Some departments are using the platform less frequently and there are always new competitors coming into the market that we do consider. It is beneficial to be open-minded to new tools that come out to improve business outcomes and to remain competitve. That said, we will continue to use Wrike for the foreseeable future.

Evaluating Wrike and Competitors

  • Product Features
  • Product Reputation
  • Prior Experience with the Product
While several factors always contribute to the selection process, some team members had previous experience with Wrike. That was important to the organizational leaders so we could hit the ground running, so to say. Of course, product reputation, features, and price nearly rival the prior-experience factor.
I don't think much would change in our evaluation and selection process; however, we may include a department leader from each department to help evaluate their team's use case for the product. We would also solicit feedback on why they would, or wouldn't, choose the platform. In our original selection process, only a couple of leaders reviewed and chose the platform.

Wrike Training

Some key features were intuitive enough to pick up on my own, but I would recommend some type of onboarding team or having an experienced individual at your company, who also presents well, train newcomers to the platform.

Wrike Support

N/A. I have never contacted support for this product. The directions say to skip the question; however, there is no way to skip it without choosing a rating and filling in the response.

Using Wrike

Wrike offers extensive features so the learning curve is a bit higher than other competing products. However, the competing platforms may be overly simplified and not provide enough project management tools required by teams. Once you learn how to use Wrike, it can be a powerful tool for any project manager or team.
Like to use
Relatively simple
Well integrated
Difficult to use
Requires technical support
Lots to learn
  • Task assignments are easy to use.
  • Intake project forms are very useful.
  • The inbox is great for organization along with dashboards that quickly show you project progress.
  • Email alerts are useful when someone tags you on a project for an update or something gets completed.
  • The user-interface could be updated to reflect modern design.
Yes - Most basic tasks work well on mobile; however, I prefer using a desktop.
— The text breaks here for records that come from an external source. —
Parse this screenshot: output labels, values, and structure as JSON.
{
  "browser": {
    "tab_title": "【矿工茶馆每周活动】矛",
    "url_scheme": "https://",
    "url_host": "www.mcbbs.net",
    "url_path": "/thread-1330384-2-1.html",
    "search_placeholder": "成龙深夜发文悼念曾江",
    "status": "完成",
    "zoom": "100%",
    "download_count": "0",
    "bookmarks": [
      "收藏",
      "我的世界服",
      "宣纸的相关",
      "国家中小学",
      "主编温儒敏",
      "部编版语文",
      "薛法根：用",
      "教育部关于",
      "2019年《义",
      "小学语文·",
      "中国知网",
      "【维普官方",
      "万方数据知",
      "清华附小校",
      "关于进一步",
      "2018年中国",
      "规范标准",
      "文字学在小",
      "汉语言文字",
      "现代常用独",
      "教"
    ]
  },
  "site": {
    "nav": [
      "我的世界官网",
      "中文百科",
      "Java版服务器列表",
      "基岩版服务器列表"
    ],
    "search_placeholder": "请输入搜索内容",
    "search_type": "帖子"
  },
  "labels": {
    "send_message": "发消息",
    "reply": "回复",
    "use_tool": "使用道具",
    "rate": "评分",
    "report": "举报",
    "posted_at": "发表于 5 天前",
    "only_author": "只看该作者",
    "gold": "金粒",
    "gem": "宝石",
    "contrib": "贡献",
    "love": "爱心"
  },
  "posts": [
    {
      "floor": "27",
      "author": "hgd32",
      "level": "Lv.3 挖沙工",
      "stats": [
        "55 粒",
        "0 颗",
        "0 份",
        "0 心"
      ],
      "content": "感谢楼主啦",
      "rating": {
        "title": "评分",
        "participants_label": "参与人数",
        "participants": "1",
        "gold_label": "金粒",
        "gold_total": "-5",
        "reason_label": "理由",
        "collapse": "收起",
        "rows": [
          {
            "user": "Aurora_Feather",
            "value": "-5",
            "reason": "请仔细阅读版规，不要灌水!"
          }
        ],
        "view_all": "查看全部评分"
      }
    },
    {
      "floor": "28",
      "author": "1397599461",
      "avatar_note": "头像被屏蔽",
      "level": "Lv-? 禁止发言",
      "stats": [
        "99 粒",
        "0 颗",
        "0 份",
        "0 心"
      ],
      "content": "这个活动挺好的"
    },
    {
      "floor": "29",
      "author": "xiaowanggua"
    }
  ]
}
A lot of my work files associated with projects are not available to me on mobile. They are available on my desktop computer.

Wrike Reliability

Wrike delivers on scalability and being able to use the platform across multiple departments and locations. With remote work becoming more popularized over the past few years, Wrike has made the transition easier. It has allowed our remote teams to complete projects almost as if they were together in person.
Wrike performs well. It is reliable, consistent, rarely goes down (if ever), pages load quickly, and it is easy and fast to attach documents and other files to keep a nice archive of your work and team contributions.